Is this the community spirit one should expect from regional lawyers? We asked one senior partner at a top regional firm about his firm’s pro bono effort. His response was: “My personal view is that our lawyers are busy people working for the firm’s paying clients. When they’re not working for clients, we like them to have a life outside work. Pro bono can give you tunnel vision and can burn you out. People work hard enough for money.”

Oh dear. The regions just don’t seem to have been keeping pace on this one.

In the City pro bono has been placed firmly on the agenda, often by the associates themselves. After the infamous ‘Paddinggate’ memo produced by Clifford Chance‘s New York associates, the firm made pro bono one of seven key criteria for promotion in the US.

Meanwhile, Allen & Overy, among others, happily trumpets its employment of dedicated pro bono coordinators and the number of hours its lawyers rack up on pro bono or community initiatives (the magic circle firm reckons this has doubled from 15,000 to 28,000 hours in the last year alone).

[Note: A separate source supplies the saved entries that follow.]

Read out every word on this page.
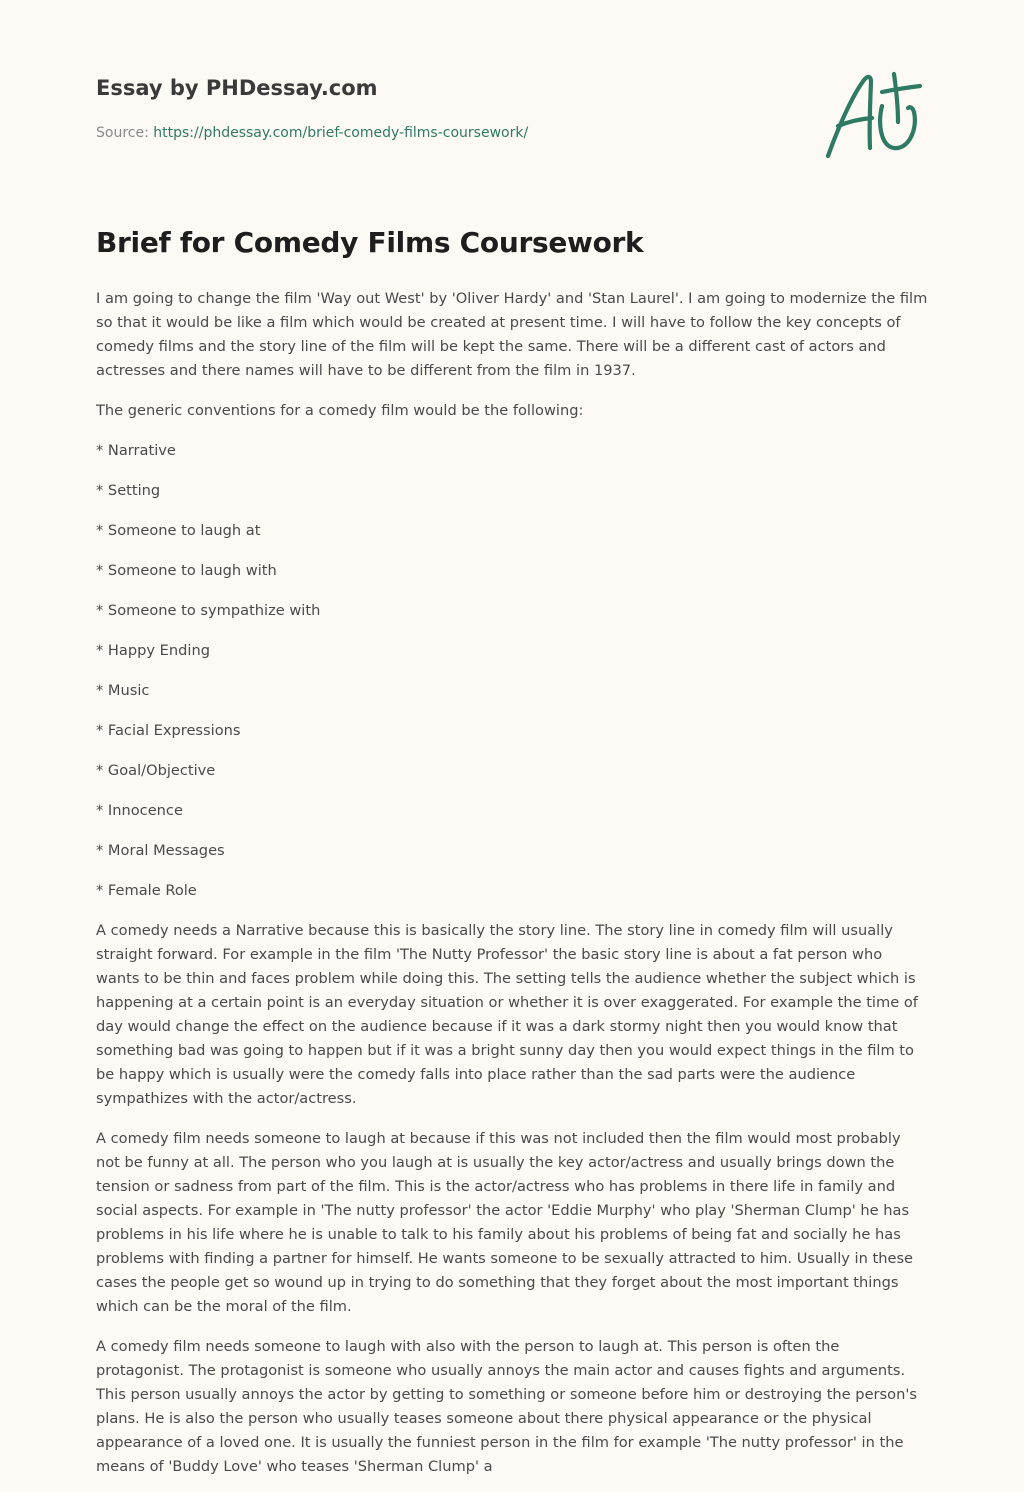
Essay by PHDessay.com

Source: https://phdessay.com/brief-comedy-films-coursework/

Brief for Comedy Films Coursework

I am going to change the film 'Way out West' by 'Oliver Hardy' and 'Stan Laurel'. I am going to modernize the film so that it would be like a film which would be created at present time. I will have to follow the key concepts of comedy films and the story line of the film will be kept the same. There will be a different cast of actors and actresses and there names will have to be different from the film in 1937.

The generic conventions for a comedy film would be the following:

* Narrative

* Setting

* Someone to laugh at

* Someone to laugh with

* Someone to sympathize with

* Happy Ending

* Music

* Facial Expressions

* Goal/Objective

* Innocence

* Moral Messages

* Female Role

A comedy needs a Narrative because this is basically the story line. The story line in comedy film will usually straight forward. For example in the film 'The Nutty Professor' the basic story line is about a fat person who wants to be thin and faces problem while doing this. The setting tells the audience whether the subject which is happening at a certain point is an everyday situation or whether it is over exaggerated. For example the time of day would change the effect on the audience because if it was a dark stormy night then you would know that something bad was going to happen but if it was a bright sunny day then you would expect things in the film to be happy which is usually were the comedy falls into place rather than the sad parts were the audience sympathizes with the actor/actress.

A comedy film needs someone to laugh at because if this was not included then the film would most probably not be funny at all. The person who you laugh at is usually the key actor/actress and usually brings down the tension or sadness from part of the film. This is the actor/actress who has problems in there life in family and social aspects. For example in 'The nutty professor' the actor 'Eddie Murphy' who play 'Sherman Clump' he has problems in his life where he is unable to talk to his family about his problems of being fat and socially he has problems with finding a partner for himself. He wants someone to be sexually attracted to him. Usually in these cases the people get so wound up in trying to do something that they forget about the most important things which can be the moral of the film.

A comedy film needs someone to laugh with also with the person to laugh at. This person is often the protagonist. The protagonist is someone who usually annoys the main actor and causes fights and arguments. This person usually annoys the actor by getting to something or someone before him or destroying the person's plans. He is also the person who usually teases someone about there physical appearance or the physical appearance of a loved one. It is usually the funniest person in the film for example 'The nutty professor' in the means of 'Buddy Love' who teases 'Sherman Clump' a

Any accusations that City firms are only taking pro bono seriously because their marketing departments tell them to are, frankly, irrelevant. Outside the top firms, though, pro bono is rarely a priority; and in some cases – as with the firm above – it appears to be actively discouraged. This is an embarrassing state of affairs, particularly as in the last couple of year’s the Solicitors Pro Bono Group (SPBG) has actively sought to encourage greater participation from the regions, launching initiatives in Leeds and the Midlands.

Earlier this year I was one of the judges on the SPBG’s Student Challenge. The calibre of the entries was simply phenomenal. It seems a shame that within a couple of years of joining the profession – at a regional firm at least – any willingness to contribute your expertise and time for free is systematically drummed out of you.

In June The Lawyer launched its new ‘Pro Bono & Community Action’ section, but so far it has been dominated by entries from City and US firms. Now is the perfect opportunity for the regions to prove us wrong.